With Martin in the witness box, jurors listened to a recording of a 1999 meeting with managers in which Scrushy expressed pride in HealthSouth's supposed record of meeting Wall Street forecasts — a performance that was later revealed to be false.

"We've been right on track for 50 quarters," said Scrushy. He referred to HealthSouth as "the greatest health care company on the face of the Earth" and encouraged workers to buy stock.

The government claims Scrushy was behind a conspiracy to overstate HealthSouth earnings for seven years beginning in 1996, when it began missing Wall Street estimates. Scrushy made millions off the scheme through salary, stock sales and bonuses, prosecutors claim.

The defense contends Martin and other former Scrushy aides who were in a group called "the family" came up with the conspiracy on their own and hid it from the chief executive so they could get promotions and raises.

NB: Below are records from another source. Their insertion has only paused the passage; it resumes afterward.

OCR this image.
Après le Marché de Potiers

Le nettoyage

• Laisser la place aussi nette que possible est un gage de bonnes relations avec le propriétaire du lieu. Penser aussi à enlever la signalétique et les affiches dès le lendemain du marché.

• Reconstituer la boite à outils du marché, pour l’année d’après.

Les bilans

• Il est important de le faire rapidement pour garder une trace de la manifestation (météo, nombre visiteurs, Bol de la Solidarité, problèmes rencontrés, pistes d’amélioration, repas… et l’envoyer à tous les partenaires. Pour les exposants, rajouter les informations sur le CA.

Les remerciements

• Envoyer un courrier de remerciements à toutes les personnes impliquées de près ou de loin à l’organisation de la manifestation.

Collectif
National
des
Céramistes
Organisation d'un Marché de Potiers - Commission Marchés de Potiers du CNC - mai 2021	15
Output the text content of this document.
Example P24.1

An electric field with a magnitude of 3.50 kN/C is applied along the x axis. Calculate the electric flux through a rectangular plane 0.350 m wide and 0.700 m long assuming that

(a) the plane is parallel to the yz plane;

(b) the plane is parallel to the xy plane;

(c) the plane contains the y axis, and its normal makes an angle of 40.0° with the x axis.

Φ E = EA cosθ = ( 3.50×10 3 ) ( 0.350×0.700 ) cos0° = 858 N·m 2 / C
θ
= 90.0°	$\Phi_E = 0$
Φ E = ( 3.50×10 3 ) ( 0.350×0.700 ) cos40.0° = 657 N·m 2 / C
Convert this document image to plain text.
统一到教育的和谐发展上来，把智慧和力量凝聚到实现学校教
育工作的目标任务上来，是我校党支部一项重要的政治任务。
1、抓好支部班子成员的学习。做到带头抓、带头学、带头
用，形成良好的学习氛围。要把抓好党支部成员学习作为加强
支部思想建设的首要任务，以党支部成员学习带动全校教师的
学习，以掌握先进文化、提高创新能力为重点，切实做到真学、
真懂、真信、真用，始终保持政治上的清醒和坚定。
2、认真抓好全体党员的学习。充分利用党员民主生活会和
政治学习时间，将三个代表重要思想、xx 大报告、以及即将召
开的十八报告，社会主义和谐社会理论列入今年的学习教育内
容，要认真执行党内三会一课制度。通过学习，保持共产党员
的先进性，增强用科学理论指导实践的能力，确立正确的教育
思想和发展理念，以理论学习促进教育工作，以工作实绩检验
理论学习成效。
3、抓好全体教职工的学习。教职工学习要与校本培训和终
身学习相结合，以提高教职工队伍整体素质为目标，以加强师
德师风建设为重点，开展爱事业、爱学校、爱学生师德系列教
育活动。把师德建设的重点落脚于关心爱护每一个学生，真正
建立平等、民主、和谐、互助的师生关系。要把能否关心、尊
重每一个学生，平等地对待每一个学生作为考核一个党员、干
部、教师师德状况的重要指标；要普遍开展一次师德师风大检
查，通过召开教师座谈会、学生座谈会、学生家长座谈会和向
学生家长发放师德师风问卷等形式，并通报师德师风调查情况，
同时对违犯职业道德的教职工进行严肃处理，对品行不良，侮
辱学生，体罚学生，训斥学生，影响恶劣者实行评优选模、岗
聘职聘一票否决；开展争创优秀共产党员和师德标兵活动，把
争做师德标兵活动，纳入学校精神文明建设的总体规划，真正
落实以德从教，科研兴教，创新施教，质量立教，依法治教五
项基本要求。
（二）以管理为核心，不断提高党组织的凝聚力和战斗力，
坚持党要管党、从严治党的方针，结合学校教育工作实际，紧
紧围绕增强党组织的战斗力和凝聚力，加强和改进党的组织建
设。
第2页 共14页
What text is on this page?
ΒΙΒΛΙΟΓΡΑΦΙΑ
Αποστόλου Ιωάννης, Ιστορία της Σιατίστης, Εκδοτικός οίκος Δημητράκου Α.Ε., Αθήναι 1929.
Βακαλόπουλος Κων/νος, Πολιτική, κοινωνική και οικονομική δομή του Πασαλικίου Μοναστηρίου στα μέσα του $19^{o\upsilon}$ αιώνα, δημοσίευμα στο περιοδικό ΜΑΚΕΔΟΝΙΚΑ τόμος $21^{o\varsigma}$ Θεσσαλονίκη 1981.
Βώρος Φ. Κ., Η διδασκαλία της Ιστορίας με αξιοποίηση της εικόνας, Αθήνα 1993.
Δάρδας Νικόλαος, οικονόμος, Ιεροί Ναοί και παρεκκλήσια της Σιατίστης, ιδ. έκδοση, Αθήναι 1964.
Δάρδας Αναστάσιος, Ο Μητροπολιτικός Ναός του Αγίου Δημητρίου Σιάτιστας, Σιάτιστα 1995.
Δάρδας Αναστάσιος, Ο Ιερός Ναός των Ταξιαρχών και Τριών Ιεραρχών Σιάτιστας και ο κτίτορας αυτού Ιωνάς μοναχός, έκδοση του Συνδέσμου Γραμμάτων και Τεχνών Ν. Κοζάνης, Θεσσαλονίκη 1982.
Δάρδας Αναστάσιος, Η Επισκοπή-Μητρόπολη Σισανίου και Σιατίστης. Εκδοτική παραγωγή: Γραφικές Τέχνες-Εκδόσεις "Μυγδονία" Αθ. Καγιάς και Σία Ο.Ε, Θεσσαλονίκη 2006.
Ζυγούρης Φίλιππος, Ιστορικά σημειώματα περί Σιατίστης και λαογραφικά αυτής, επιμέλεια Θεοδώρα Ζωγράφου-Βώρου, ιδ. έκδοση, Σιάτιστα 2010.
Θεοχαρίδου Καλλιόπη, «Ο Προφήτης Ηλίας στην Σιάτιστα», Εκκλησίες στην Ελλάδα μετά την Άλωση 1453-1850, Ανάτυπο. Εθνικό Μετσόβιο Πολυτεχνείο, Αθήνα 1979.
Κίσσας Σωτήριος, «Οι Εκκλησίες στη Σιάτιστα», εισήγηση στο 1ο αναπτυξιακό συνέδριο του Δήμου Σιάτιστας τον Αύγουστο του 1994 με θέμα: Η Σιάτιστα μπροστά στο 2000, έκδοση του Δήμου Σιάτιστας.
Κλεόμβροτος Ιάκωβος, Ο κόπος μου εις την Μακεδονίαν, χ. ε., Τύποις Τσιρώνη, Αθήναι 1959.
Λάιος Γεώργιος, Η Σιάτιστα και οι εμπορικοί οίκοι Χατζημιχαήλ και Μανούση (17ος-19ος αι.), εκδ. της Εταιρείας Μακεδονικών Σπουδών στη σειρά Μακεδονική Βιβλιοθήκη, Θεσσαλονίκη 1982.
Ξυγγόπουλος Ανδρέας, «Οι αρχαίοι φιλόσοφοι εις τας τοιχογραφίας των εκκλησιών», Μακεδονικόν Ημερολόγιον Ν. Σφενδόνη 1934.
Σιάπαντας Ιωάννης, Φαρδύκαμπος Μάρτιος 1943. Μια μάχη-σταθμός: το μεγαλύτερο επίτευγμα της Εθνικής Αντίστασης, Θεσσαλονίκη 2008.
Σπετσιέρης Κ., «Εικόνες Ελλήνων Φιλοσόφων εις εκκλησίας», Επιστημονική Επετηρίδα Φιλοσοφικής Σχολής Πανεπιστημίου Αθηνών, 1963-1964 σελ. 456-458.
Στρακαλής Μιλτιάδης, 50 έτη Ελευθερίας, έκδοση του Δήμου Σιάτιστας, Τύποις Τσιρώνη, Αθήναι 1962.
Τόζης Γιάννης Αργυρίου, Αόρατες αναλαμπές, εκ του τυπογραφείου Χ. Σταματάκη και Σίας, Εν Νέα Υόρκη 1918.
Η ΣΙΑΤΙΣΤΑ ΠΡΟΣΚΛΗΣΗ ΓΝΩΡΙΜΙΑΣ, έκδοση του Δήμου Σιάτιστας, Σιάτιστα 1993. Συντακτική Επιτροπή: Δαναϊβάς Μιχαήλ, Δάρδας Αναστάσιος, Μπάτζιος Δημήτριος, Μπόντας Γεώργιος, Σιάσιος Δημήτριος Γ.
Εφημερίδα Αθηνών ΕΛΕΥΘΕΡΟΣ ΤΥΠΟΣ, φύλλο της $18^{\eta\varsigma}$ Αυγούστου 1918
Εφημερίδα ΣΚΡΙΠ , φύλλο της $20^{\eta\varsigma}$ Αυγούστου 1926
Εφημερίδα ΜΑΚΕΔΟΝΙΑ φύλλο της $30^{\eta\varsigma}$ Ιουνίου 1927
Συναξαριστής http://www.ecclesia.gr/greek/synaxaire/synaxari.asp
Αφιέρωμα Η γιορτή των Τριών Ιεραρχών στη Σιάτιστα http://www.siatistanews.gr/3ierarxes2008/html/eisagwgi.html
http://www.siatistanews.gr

With members of the conspiracy fighting stress and frazzled nerves as they tried to conceal some $600 million in fraud for the 1998 year-end audit, Martin said he was called to give the family a "pep talk."

Martin described his speech as a failure: The meeting ended with assistant controller Ken Livesay yelling and saying, "We're digging a hole deeper and deeper."

Livesay, one of the former HealthSouth executives who pleaded guilty, testified previously against Scrushy.

Scrushy is accused of conspiracy, fraud, money laundering, obstruction of justice and perjury. He also is charged with false corporate reporting in the first test of the 2002 Sarbanes-Oxley Act against a chief executive.

If convicted, Scrushy could get what amounts to a life sentence and be ordered to forfeit as much as $278 million in cars, boats, homes and other assets.